Britain has always been rather good at this sort of thing: sacrificing small pleasures on the altar of good manners. We gave up smoking in pubs, proper tea breaks, and the right to call a spade a spade, all without much fuss. But there comes a point when even the most phlegmatic islander might raise an eyebrow. The sausage roll is not an exotic import or a niche delicacy; it is as native as rain on a bank holiday. To surrender it, not to superior firepower or economic necessity, but to the gentle pressure of not wanting to hurt anyone’s feelings, feels less like tolerance and more like a slow-motion abdication.
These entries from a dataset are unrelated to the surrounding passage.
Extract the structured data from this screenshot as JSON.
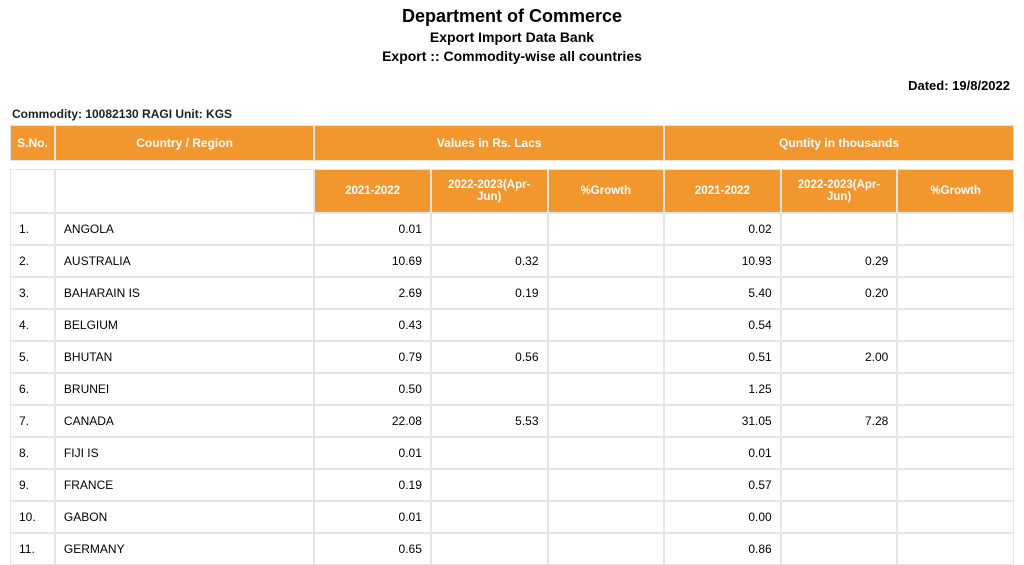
{
  "header": {
    "title1": "Department of Commerce",
    "title2": "Export Import Data Bank",
    "title3": "Export :: Commodity-wise all countries"
  },
  "dated_label": "Dated: 19/8/2022",
  "commodity_label": "Commodity:  10082130 RAGI Unit: KGS",
  "group_headers": {
    "sno": "S.No.",
    "country": "Country / Region",
    "values": "Values in Rs. Lacs",
    "quantity": "Quntity in thousands"
  },
  "sub_headers": {
    "y1": "2021-2022",
    "y2": "2022-2023(Apr-Jun)",
    "growth": "%Growth"
  },
  "rows": [
    {
      "sno": "1.",
      "country": "ANGOLA",
      "v1": "0.01",
      "v2": "",
      "vg": "",
      "q1": "0.02",
      "q2": "",
      "qg": ""
    },
    {
      "sno": "2.",
      "country": "AUSTRALIA",
      "v1": "10.69",
      "v2": "0.32",
      "vg": "",
      "q1": "10.93",
      "q2": "0.29",
      "qg": ""
    },
    {
      "sno": "3.",
      "country": "BAHARAIN IS",
      "v1": "2.69",
      "v2": "0.19",
      "vg": "",
      "q1": "5.40",
      "q2": "0.20",
      "qg": ""
    },
    {
      "sno": "4.",
      "country": "BELGIUM",
      "v1": "0.43",
      "v2": "",
      "vg": "",
      "q1": "0.54",
      "q2": "",
      "qg": ""
    },
    {
      "sno": "5.",
      "country": "BHUTAN",
      "v1": "0.79",
      "v2": "0.56",
      "vg": "",
      "q1": "0.51",
      "q2": "2.00",
      "qg": ""
    },
    {
      "sno": "6.",
      "country": "BRUNEI",
      "v1": "0.50",
      "v2": "",
      "vg": "",
      "q1": "1.25",
      "q2": "",
      "qg": ""
    },
    {
      "sno": "7.",
      "country": "CANADA",
      "v1": "22.08",
      "v2": "5.53",
      "vg": "",
      "q1": "31.05",
      "q2": "7.28",
      "qg": ""
    },
    {
      "sno": "8.",
      "country": "FIJI IS",
      "v1": "0.01",
      "v2": "",
      "vg": "",
      "q1": "0.01",
      "q2": "",
      "qg": ""
    },
    {
      "sno": "9.",
      "country": "FRANCE",
      "v1": "0.19",
      "v2": "",
      "vg": "",
      "q1": "0.57",
      "q2": "",
      "qg": ""
    },
    {
      "sno": "10.",
      "country": "GABON",
      "v1": "0.01",
      "v2": "",
      "vg": "",
      "q1": "0.00",
      "q2": "",
      "qg": ""
    },
    {
      "sno": "11.",
      "country": "GERMANY",
      "v1": "0.65",
      "v2": "",
      "vg": "",
      "q1": "0.86",
      "q2": "",
      "qg": ""
    }
  ],
  "style": {
    "header_bg": "#f2962e",
    "header_fg": "#ffffff",
    "border_color": "#e4e4e4",
    "row_bg": "#ffffff"
  }
}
Let us be clear, in the driest possible terms: no civilisation was ever sustained by avoiding offence. Great nations were built by people who got on with things, including eating whatever sausage happened to be available. The Romans had their garum, the French their terrines, and the British – God help us – the sausage roll. To pretend otherwise is to engage in the sort of polite self-deception that eventually hollows out a culture from within. One does not preserve harmony by pretending that pork is a hate crime. One preserves it by telling the truth, however flaky the pastry.

So here is a modest proposal, offered in the spirit of Jonathan Swift and a man who just wants his lunch: bring back the sausage roll. Not as an act of defiance, but as an act of common sense. Let the children have their flaky contraband. Let the nation remember that a people who can laugh at themselves, queue without rioting, and enjoy a decent bit of pig in puff pastry are worth preserving. If that causes a few awkward conversations in the staff room, so be it. The alternative is a future of joyless, halal-compliant beige rectangles, and a Britain that has finally succeeded in boring itself to death.

In praise of the sausage roll, then. Long may it roll – unapologetically, unhealthily, and unrepentantly British. The rest of us can always have the salad.